A sphere of radius r is in pure rolling motion on a plane surface. If w is the angular velocity what is the angular momentum about the instantaneous point of contact of the sphere with the surface

Answer 1

mrjeffy, bad logic. The fixed point of contact is the very definition of a center of rotation.

The moment of inertia of a sphere of mass m about its own center is .4mr^2. About any other center one adds the mass*offset^2, the offset in this case being equal to the radius, so the total value of I about a point on the surface of the sphere is (1+.4)mr^2.

Since the angular velocity of an object is constant throughout it, the angular momentum is

L = Iw = 1.4m(r^2)w

Answer 2

I beg do differ. mrjeffy is making a mistake. Although the point of contact has zero angular velocity the rest of the sphere does have angular velocity about the point of contact. It looks like your gonna have to integrate over the volome of the sphere. Thinking...
Ok, if x is the distance from the point of contact, then at x = 0 the tangential velocity is zero and at x = 2r the tangential velocity is 2(rw) as stated by mrjeffy. The velocity as a function of x will increase linearly with x and is given by v(x) = xw. Now the angular velocity about the point of contact as a function of x will be v(x)/x = w, a constant for all points on the sphere. So the answer will be L = mr^2 w, the same as the angular momentum about the center of the sphere. I think that is right. Anyone else?

1 mistake. mr^2 is not the moment of inertia of a sphere about it's center but of a sphere about any point outside the sphere. The moment of inertia of a sphere about it's center is (2/5)mr^2.

2nd mistake. Steve got it right. I forgot the shift theorem.
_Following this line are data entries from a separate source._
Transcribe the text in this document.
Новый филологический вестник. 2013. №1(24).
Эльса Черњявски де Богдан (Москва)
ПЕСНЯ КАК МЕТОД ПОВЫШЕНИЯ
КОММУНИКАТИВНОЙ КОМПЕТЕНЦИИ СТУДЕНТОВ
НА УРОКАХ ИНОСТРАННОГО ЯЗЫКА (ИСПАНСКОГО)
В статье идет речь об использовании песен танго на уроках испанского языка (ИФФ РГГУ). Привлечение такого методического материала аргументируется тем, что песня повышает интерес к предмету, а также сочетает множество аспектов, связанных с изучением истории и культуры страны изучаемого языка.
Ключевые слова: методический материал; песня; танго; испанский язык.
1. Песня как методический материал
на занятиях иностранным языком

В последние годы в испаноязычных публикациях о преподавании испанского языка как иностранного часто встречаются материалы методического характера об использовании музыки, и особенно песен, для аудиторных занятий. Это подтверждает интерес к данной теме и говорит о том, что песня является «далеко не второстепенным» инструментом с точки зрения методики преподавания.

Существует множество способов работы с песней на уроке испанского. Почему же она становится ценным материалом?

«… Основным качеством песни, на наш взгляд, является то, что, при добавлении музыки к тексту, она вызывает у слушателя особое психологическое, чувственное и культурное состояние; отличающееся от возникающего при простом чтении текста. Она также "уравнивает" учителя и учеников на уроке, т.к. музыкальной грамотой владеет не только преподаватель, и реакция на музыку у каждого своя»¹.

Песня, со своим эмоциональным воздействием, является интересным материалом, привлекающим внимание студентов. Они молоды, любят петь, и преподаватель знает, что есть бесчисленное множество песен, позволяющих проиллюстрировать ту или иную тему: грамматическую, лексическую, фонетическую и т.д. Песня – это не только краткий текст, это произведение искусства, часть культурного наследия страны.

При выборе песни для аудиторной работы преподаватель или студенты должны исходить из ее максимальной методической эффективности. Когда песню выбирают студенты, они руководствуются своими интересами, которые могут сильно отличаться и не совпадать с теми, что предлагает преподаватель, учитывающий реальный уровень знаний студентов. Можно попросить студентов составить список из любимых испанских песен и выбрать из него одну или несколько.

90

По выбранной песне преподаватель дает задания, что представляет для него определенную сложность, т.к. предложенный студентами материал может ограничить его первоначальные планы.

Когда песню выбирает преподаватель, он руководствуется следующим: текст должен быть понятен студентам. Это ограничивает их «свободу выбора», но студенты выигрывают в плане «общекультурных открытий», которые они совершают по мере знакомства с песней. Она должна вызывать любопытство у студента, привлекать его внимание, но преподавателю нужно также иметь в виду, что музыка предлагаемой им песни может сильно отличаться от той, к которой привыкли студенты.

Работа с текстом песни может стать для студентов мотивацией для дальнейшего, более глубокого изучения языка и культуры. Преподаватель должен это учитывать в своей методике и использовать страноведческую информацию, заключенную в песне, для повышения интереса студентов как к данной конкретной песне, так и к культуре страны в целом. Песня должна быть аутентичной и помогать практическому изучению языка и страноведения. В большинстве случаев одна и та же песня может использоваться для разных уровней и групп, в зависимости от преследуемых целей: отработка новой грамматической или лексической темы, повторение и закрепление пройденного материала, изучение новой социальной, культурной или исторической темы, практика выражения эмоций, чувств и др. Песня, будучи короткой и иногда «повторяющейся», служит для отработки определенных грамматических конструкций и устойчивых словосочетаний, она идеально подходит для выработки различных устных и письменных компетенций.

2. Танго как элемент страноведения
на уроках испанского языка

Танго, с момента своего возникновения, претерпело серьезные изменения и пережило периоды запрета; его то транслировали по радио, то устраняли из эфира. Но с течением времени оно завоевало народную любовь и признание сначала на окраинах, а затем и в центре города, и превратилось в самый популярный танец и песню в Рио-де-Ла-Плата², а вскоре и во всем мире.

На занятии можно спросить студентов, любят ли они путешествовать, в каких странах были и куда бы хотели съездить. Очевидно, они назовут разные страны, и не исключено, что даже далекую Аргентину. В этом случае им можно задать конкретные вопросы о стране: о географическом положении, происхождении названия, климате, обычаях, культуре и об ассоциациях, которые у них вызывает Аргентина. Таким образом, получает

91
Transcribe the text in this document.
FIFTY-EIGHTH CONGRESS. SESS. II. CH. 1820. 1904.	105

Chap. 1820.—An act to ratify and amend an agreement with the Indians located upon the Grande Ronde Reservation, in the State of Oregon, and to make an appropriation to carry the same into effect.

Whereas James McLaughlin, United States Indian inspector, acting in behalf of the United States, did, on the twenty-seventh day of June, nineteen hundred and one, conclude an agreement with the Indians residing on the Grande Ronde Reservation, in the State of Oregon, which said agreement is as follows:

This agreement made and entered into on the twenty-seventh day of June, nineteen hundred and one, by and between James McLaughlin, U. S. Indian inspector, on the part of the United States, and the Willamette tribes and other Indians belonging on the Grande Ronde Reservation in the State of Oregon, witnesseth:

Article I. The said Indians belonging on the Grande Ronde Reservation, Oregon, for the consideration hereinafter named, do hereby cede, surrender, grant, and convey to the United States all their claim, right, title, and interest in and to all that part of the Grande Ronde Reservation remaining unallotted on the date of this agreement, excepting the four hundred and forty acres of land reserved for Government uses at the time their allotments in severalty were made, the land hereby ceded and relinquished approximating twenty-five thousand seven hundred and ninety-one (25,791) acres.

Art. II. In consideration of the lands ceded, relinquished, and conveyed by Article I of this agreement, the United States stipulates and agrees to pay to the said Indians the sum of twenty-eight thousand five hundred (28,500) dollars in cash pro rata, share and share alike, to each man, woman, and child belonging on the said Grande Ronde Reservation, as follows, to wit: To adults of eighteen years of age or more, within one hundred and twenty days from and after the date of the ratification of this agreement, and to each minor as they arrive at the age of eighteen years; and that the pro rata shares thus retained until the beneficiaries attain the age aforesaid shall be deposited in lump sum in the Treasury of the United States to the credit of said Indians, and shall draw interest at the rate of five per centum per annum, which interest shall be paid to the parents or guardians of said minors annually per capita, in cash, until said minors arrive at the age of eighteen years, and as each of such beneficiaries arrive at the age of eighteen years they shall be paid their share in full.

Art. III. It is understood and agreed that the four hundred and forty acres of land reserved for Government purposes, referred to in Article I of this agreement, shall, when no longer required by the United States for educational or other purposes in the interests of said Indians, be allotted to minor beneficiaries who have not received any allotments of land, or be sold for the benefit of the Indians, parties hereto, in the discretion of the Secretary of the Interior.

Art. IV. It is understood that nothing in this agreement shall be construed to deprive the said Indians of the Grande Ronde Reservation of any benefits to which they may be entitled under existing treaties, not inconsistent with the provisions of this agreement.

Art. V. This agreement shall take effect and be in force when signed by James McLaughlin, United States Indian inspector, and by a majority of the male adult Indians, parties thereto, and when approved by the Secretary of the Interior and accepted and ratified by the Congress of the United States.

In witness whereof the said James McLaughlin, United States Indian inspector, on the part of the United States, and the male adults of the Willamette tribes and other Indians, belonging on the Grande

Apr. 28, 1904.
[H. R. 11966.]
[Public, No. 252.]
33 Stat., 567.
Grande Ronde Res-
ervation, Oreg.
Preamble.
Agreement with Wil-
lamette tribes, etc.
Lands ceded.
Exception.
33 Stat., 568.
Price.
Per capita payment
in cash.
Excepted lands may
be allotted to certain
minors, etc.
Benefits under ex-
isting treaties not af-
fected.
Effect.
In many problems the moment of inertia of spheres on rods is given by MR^2 but by the shift theorem it is actually (2/5)Mr^2 + MR^2. This is approximately MR^2 if the radius is much less then the length of the rod, r << R. Thanks Steve.

Answer 3

As an object rolls without slipping, the point in contact with the surface is instantaneously at rest.
If the point of contact with the ground is at rest, then it has no angular velocity, therefore it has no angular momentum.

Angular Momentum (L) equals Angular velocity (ω) * Rotational Inertia (I)
L = ω * I
If ω = 0, then L = 0

Following this same logic, the point which is opposite the point of contact with the ground has an angular speed which is double the value corresponding to the overall sphere's angular velocity, giving it twice the angular momentum.
The two points which lie exactly in between the top and bottom of the sphere have an angular velocity equal to that over the overall sphere.


EDIT:
Okay, I concede I was incorrect in my original reasoning. I did not read the question as carefully as I needed to.
They word phrase I missed which threw me off was, "about [the point of contact]".
We would need to look at the sphere's angular momentum as if the sphere were to all of a sudden begin rotating around this contact point instead of its current center of rotation.